To the three questions from DKG 1962:
(1) Yes we sometimes call these late 50s cohorts (aka the "Madonna cohorts") a high pathology subgroup simply because, well, that's what the data tell us. But keep in mind that late cohorts of a Prophet archetype have often produced our nation's greatest leaders. FDR was a late-wave Prophet. As was Abraham Lincoln. As was Sam Adams. These often become the leaders who have completely broken with the "old regime" mindset without however losing the passion to reform and uplift.
(2) What are the early 60s cohorts doing now. Well, they're having families and kids and settling down. Many are becoming young fogies, deliberately turning away from the edge and the risk they cultivated in their 20s and early 30s. Gen X has the most conspicuous political "family gap" (singles vote Democrat, married vote GOP) of any generation--and this is largely a gap that separates late wave from early wave Xers. Most of their new political stars have been Republican. This year, we have three new Senators born in 1961. One, the rising Democratic star Barack Obama, has been justly highlighted by the media for his plainspoken charisma. Two others, both Republicans, have as yet received little attention--David Vitter, who stunned everyone by winning over 50% of the vote in Louisiana against *two* Democrats, and John Thune, who unseated a Senate majority leader (Tom Daschle) for the first time in fifty years.

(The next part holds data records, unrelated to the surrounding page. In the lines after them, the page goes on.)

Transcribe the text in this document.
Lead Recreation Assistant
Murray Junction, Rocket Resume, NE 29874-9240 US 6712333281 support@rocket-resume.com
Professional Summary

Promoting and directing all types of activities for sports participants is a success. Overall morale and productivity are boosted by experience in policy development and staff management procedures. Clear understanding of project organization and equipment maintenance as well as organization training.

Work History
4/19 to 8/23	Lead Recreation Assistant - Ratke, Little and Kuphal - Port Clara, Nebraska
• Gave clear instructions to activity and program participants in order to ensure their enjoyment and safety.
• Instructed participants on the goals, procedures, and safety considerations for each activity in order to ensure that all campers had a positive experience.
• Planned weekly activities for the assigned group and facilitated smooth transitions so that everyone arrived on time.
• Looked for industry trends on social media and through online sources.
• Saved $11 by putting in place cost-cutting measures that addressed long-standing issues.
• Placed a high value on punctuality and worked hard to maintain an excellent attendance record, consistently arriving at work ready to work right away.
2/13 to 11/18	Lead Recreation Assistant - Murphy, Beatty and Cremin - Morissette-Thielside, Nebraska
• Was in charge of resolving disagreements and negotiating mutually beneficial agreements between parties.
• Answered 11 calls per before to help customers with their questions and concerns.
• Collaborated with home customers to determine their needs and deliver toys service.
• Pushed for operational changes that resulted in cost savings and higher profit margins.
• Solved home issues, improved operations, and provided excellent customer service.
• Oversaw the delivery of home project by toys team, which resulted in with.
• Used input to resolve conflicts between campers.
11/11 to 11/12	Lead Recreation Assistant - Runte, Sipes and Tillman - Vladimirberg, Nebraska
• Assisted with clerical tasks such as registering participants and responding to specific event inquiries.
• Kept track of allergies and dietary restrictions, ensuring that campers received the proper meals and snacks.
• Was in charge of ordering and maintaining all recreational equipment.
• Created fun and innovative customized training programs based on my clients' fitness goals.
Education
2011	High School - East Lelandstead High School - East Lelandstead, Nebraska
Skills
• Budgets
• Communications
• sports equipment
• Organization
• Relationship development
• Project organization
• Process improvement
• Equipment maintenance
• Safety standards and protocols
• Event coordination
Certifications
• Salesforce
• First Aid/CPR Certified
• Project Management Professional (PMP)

(3) I'm not sure I agree about the lack of experiments that are ready to be played on the national level. What's the number one "model" for Social Security personal accounts? It's the federal employee "thrift plan," introduced in the 1980s, along with America's growing experience with SEPs, 401-k's, IRAs, etc that really are a 3T development. And what about health-care reform? Again look at the FEHBP, an 80s-era innovation for federal employees, or the "health savings account," based on the owned-account options for various nonhealth benefits that have recently been offered by many large corporations.